US 'mincing rascal' over hacking allegations: China media

US 'mincing rascal' over hacking allegations: China media

BEIJING - Washington is playing the victim of cyber-espionage when in fact it is the world's top intelligence power, a Chinese state-run newspaper said Wednesday in a sharply-worded editorial.

"Regarding the issue of network security, the US is such a mincing rascal that we must stop developing any illusions about it," wrote the Global Times, which is close to the ruling Communist Party.

On Monday, a US grand jury indicted five Chinese military officers on charges they broke into US computers to benefit Chinese state-owned companies, in the first-ever prosecution by Washington of state actors over cyber-espionage.

Beijing responded furiously on Tuesday, summoning US ambassador Max Baucus and accusing Washington of double standards.

Authorities also banned the use of Microsoft's Windows 8 operating system on all new government computers and suspended activities of a bilateral cyber working group.

The Global Times, which often takes a nationalistic stance, said that Washington's "pretentious accusation against Chinese army officers is ridiculous" given that the US National Security Agency itself has engaged in widespread cyber-spying through its PRISM programme.

"Interpol should have ordered the arrest of designers and implementers of the PRISM programme but they did not," the paper wrote. "Therefore the US is acting so shameless by posting photos of the five Chinese army officers." US prosecutors said the five indicted officers belonged to Unit 61398 of the People's Liberation Army.

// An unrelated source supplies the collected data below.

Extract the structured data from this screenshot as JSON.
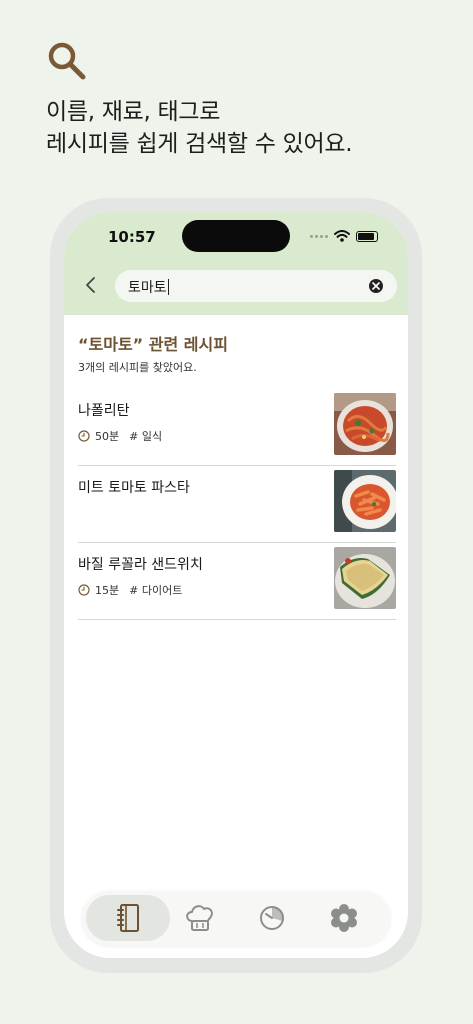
{
  "promo": {
    "icon": "search-icon",
    "headline_line1": "이름, 재료, 태그로",
    "headline_line2": "레시피를 쉽게 검색할 수 있어요."
  },
  "status_bar": {
    "time": "10:57"
  },
  "search": {
    "query": "토마토",
    "back_icon": "chevron-left-icon",
    "clear_icon": "clear-icon"
  },
  "results": {
    "title": "“토마토” 관련 레시피",
    "count_text": "3개의 레시피를 찾았어요.",
    "items": [
      {
        "name": "나폴리탄",
        "time": "50분",
        "tag": "# 일식",
        "thumb": "napolitan-photo"
      },
      {
        "name": "미트 토마토 파스타",
        "time": "",
        "tag": "",
        "thumb": "meat-tomato-pasta-photo"
      },
      {
        "name": "바질 루꼴라 샌드위치",
        "time": "15분",
        "tag": "# 다이어트",
        "thumb": "basil-arugula-sandwich-photo"
      }
    ]
  },
  "tabbar": {
    "tabs": [
      {
        "icon": "recipe-book-icon",
        "active": true
      },
      {
        "icon": "chef-hat-icon",
        "active": false
      },
      {
        "icon": "timer-icon",
        "active": false
      },
      {
        "icon": "settings-icon",
        "active": false
      }
    ]
  },
  "colors": {
    "background": "#eef4ec",
    "header_green": "#d9eacf",
    "accent_brown": "#6d5232"
  }
}
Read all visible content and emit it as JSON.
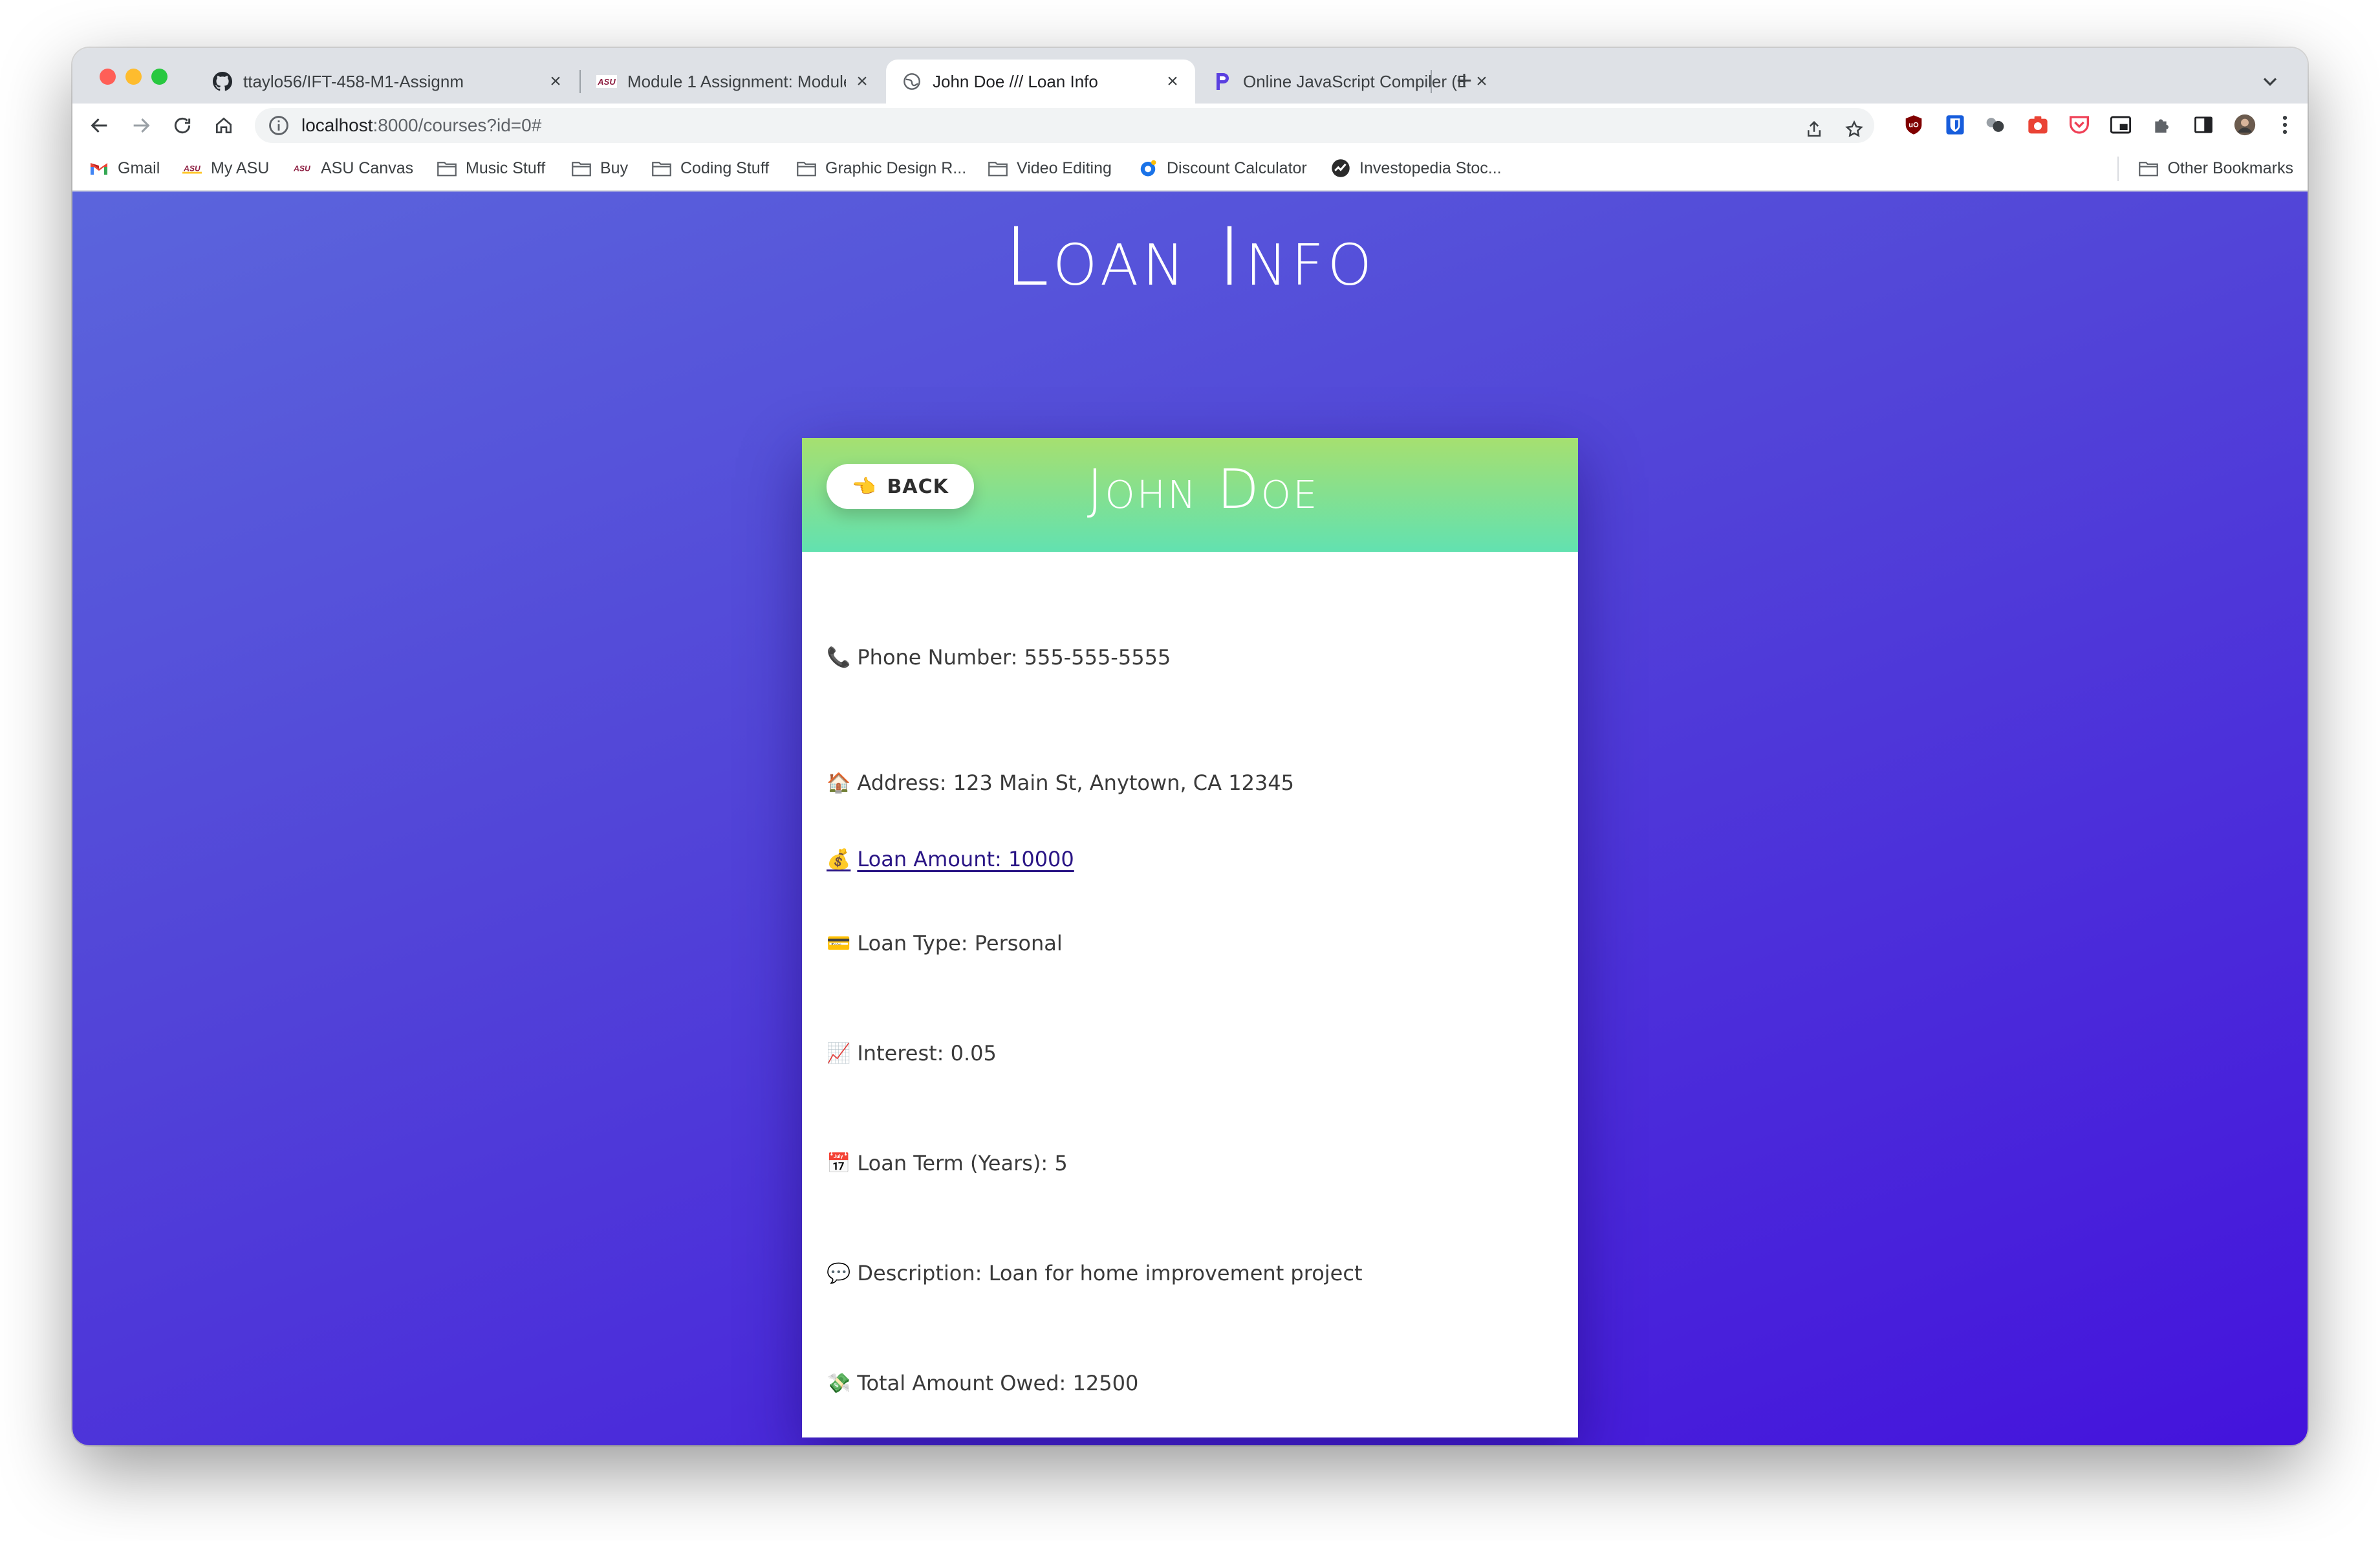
{
  "browser": {
    "tabs": [
      {
        "label": "ttaylo56/IFT-458-M1-Assignm",
        "icon": "github-icon"
      },
      {
        "label": "Module 1 Assignment: Modules",
        "icon": "asu-icon"
      },
      {
        "label": "John Doe /// Loan Info",
        "icon": "globe-icon"
      },
      {
        "label": "Online JavaScript Compiler (Ed",
        "icon": "programiz-icon"
      }
    ],
    "address": {
      "host": "localhost",
      "path": ":8000/courses?id=0#"
    },
    "bookmarks": [
      {
        "label": "Gmail",
        "icon": "gmail-icon"
      },
      {
        "label": "My ASU",
        "icon": "asu-icon"
      },
      {
        "label": "ASU Canvas",
        "icon": "asu-icon"
      },
      {
        "label": "Music Stuff",
        "icon": "folder-icon"
      },
      {
        "label": "Buy",
        "icon": "folder-icon"
      },
      {
        "label": "Coding Stuff",
        "icon": "folder-icon"
      },
      {
        "label": "Graphic Design R...",
        "icon": "folder-icon"
      },
      {
        "label": "Video Editing",
        "icon": "folder-icon"
      },
      {
        "label": "Discount Calculator",
        "icon": "discount-icon"
      },
      {
        "label": "Investopedia Stoc...",
        "icon": "investopedia-icon"
      }
    ],
    "other_bookmarks": "Other Bookmarks"
  },
  "page": {
    "title": "Loan Info",
    "back_label": "BACK",
    "back_icon": "👈",
    "name": "John Doe",
    "fields": {
      "phone": {
        "icon": "📞",
        "text": "Phone Number: 555-555-5555"
      },
      "address": {
        "icon": "🏠",
        "text": "Address: 123 Main St, Anytown, CA 12345"
      },
      "loan_amount": {
        "icon": "💰",
        "text": "Loan Amount: 10000"
      },
      "loan_type": {
        "icon": "💳",
        "text": "Loan Type: Personal"
      },
      "interest": {
        "icon": "📈",
        "text": "Interest: 0.05"
      },
      "loan_term": {
        "icon": "📅",
        "text": "Loan Term (Years): 5"
      },
      "description": {
        "icon": "💬",
        "text": "Description: Loan for home improvement project"
      },
      "total_owed": {
        "icon": "💸",
        "text": "Total Amount Owed: 12500"
      }
    }
  },
  "colors": {
    "page_gradient_start": "#5b65dc",
    "page_gradient_end": "#4413dc",
    "card_header_top": "#a6e070",
    "card_header_bottom": "#62e1b0",
    "link": "#2a1585"
  }
}
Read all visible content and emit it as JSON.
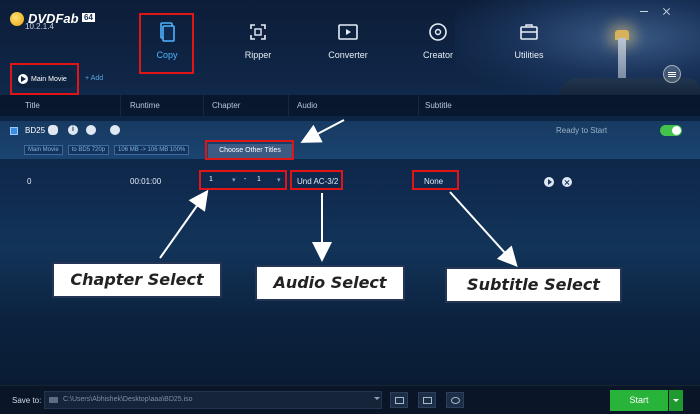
{
  "app": {
    "logo_text": "DVDFab",
    "logo_badge": "64",
    "version": "10.2.1.4"
  },
  "modules": [
    {
      "label": "Copy",
      "icon": "copy-icon",
      "active": true
    },
    {
      "label": "Ripper",
      "icon": "ripper-icon"
    },
    {
      "label": "Converter",
      "icon": "converter-icon"
    },
    {
      "label": "Creator",
      "icon": "creator-icon"
    },
    {
      "label": "Utilities",
      "icon": "utilities-icon"
    }
  ],
  "toolbar": {
    "main_movie_label": "Main Movie",
    "add_label": "+ Add"
  },
  "columns": [
    "Title",
    "Runtime",
    "Chapter",
    "Audio",
    "Subtitle"
  ],
  "title_item": {
    "name": "BD25",
    "info_icon": "i",
    "chips": [
      "Main Movie",
      "to BD5 720p",
      "106 MB -> 106 MB 100%"
    ],
    "status": "Ready to Start",
    "choose_other_titles": "Choose Other Titles"
  },
  "row": {
    "title": "0",
    "runtime": "00:01:00",
    "chapter_start": "1",
    "chapter_end": "1",
    "chapter_sep": "-",
    "audio": "Und AC-3/2",
    "subtitle": "None"
  },
  "annotations": {
    "chapter": "Chapter Select",
    "audio": "Audio Select",
    "subtitle": "Subtitle Select",
    "highlight_color": "#e01515"
  },
  "bottom": {
    "save_to_label": "Save to:",
    "path": "C:\\Users\\Abhishek\\Desktop\\aaa\\BD25.iso",
    "start_label": "Start",
    "start_color": "#28b33a"
  }
}
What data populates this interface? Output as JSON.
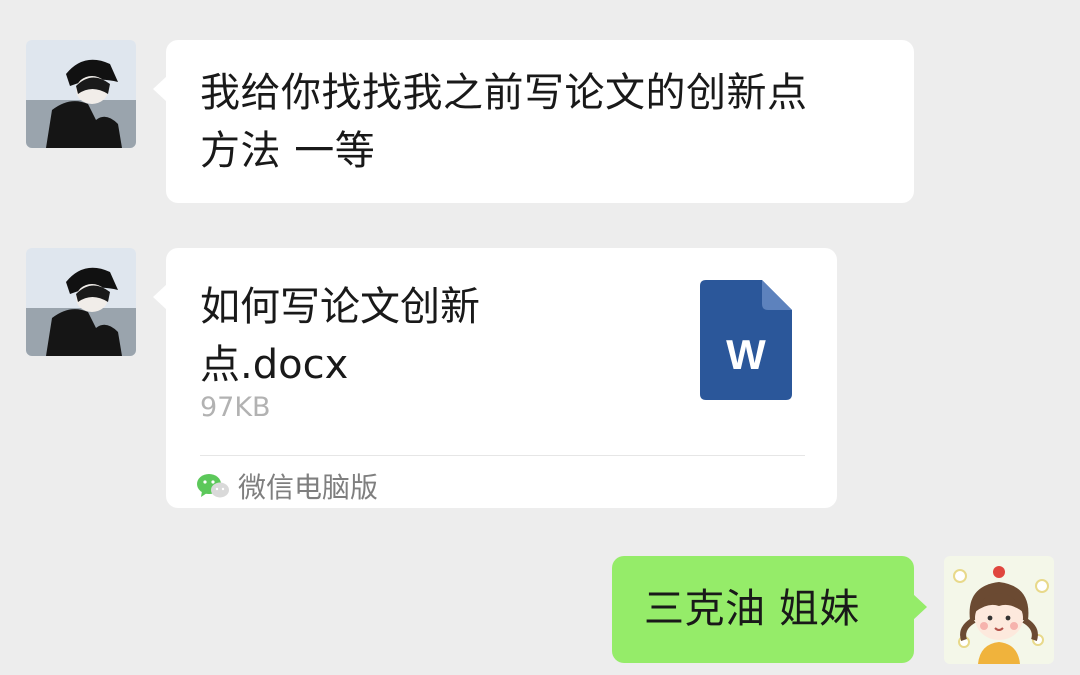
{
  "messages": [
    {
      "sender": "other",
      "type": "text",
      "text": "我给你找找我之前写论文的创新点\n方法 一等"
    },
    {
      "sender": "other",
      "type": "file",
      "file_name": "如何写论文创新\n点.docx",
      "file_size": "97KB",
      "source": "微信电脑版",
      "file_icon_letter": "W",
      "file_icon": "word-doc-icon"
    },
    {
      "sender": "self",
      "type": "text",
      "text": "三克油 姐妹"
    }
  ],
  "colors": {
    "background": "#ededed",
    "incoming_bubble": "#ffffff",
    "outgoing_bubble": "#95ec69",
    "word_icon": "#2b579a",
    "muted_text": "#b2b2b2"
  }
}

A report last year by US security firm Mandiant said the unit had thousands of workers operating from a nondescript, 12-storey building on the outskirts of Shanghai to pilfer intellectual property and government secrets.

Beijing has denied the accusations, and the Global Times on Wednesday called them "beyond our imagination".

"It's fresh to us that Chinese military and civil companies have such a close relationship," the paper said.